MÉXICO, D.F., noviembre 23 (EL UNIVERSAL).- La reforma que propone no considerar a las plazas de directores gubernamentales como parte del Servicio Profesional de Carrera confrontó a los líderes parlamentarios del Senado de la República.
De aprobarse esta reforma —impulsada por el PRI y avalada por el PRD—, directores generales, adjuntos y de área no concursarían por su plaza y serían designados por funcionarios del próximo gobierno.
Para el PAN, la reforma se trata de un “botín administrativo”, y el Partido Revolucionario Institucional (PRI) rechazó que se vaya a convertir en “un gobierno de cuates y cuotas”.
Ante la falta de acuerdo con el Partido Acción Nacional (PAN), y la decisión de garantizar un buen ambiente en el pleno durante la elección de los dos nuevos ministros de la Suprema Corte de Justicia de la Nación (SCJN), el presidente de la Mesa Directiva del Senado, el panista Ernesto Cordero Arroyo, instruyó dejar el dictamen en primera lectura y no dispensar este trámite, por lo que será hasta el próximo martes 27 de noviembre cuando se dé la discusión del proyecto en el pleno.
El coordinador del PRI en el Senado, Emilio Gamboa, rechazó que la reforma tenga como objetivo colocar a “los amigos” del presidente electo, Enrique Peña Nieto, y pidió que estas modificaciones no se tomen como un “barrido de casa”.
Incluso, informó que el “equipo de Enlace” de Peña Nieto inició la revisión de los perfiles que podrán ocupar las direcciones generales, adjuntas y áreas que se liberarán, pero aclaró que “muchos saldrán de las mismas dependencias, muchos serán directores de área que van a subir a las direcciones generales”.
Por ello, aseguró el priísta, no habrá despidos masivos.
“Es un proceso administrativo que pasa cada seis años. El presidente Calderón pudo hacerlo. Nos parecía un exceso que los directores generales de las secretarías o de las dependencias federales ya tuvieran el rango por Servicio Civil de Carrera y fueran inamovibles”, dijo.

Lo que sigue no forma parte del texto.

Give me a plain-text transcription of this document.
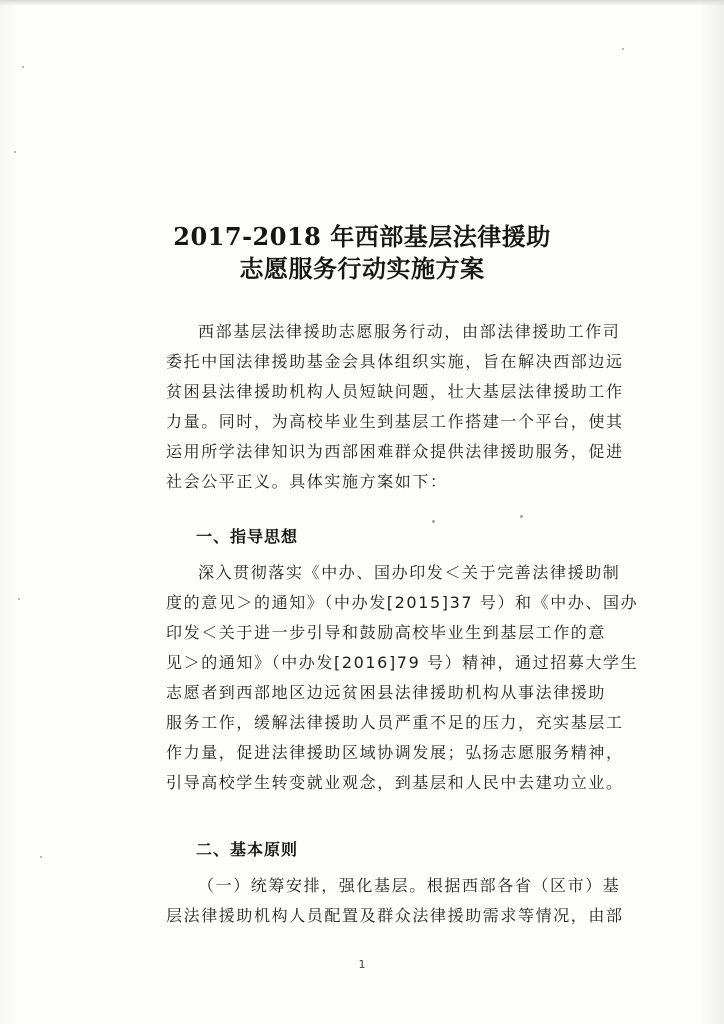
2017-2018 年西部基层法律援助
志愿服务行动实施方案
西部基层法律援助志愿服务行动，由部法律援助工作司
委托中国法律援助基金会具体组织实施，旨在解决西部边远
贫困县法律援助机构人员短缺问题，壮大基层法律援助工作
力量。同时，为高校毕业生到基层工作搭建一个平台，使其
运用所学法律知识为西部困难群众提供法律援助服务，促进
社会公平正义。具体实施方案如下：
一、指导思想
深入贯彻落实《中办、国办印发＜关于完善法律援助制
度的意见＞的通知》（中办发[2015]37 号）和《中办、国办
印发＜关于进一步引导和鼓励高校毕业生到基层工作的意
见＞的通知》（中办发[2016]79 号）精神，通过招募大学生
志愿者到西部地区边远贫困县法律援助机构从事法律援助
服务工作，缓解法律援助人员严重不足的压力，充实基层工
作力量，促进法律援助区域协调发展；弘扬志愿服务精神，
引导高校学生转变就业观念，到基层和人民中去建功立业。
二、基本原则
（一）统筹安排，强化基层。根据西部各省（区市）基
层法律援助机构人员配置及群众法律援助需求等情况，由部
1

Recordó que cuando Vicente Fox llegó al poder (2000-2006), los directores generales de las dependencias que habían trabajado con el PRI, o que su militancia era tricolor, presentaron sus renuncias.
Según un documento elaborado por el PRI, la creación de plazas en estos niveles se disparó en 10 años de gobiernos panistas: las de director general aumentaron de 588 a mil 213; las de director general adjunto, de 709 a mil 595, y las de director de área, de 2 mil 711 a 6 mil 234.
El coordinador del PAN, Ernesto Cordero, consideró que la reforma cancela la oportunidad de que personas preparadas se conviertan en directores generales, posiciones que, dijo, acabarán en manos de amigos de Peña Nieto o militantes del PRI.
El dictamen aprobado en comisiones, afirmó, “es un retroceso” y “favorece que esos puestos se llenen de cuates (…) Me parece grave, mucha gente va a perder su empleo nada más porque imagina, bueno, sirvieron en la administración panista, ¿y eso los hace panistas? Es lamentable que mucha gente pierda su empleo y que esos espacios se utilicen para cumplir con cuotas”.
Uno de los argumentos que plantearon los priístas al avalar esta reforma en comisiones, fue que durante los gobiernos panistas muchas direcciones generales, adjuntas y de área se asignaron a personas cercanas al presidente Calderón o a secretarios de Estado, con base en el artículo 34 de la Ley del Servicio Profesional de Carrera, que exculpa a los funcionarios de ganar la plaza por concurso.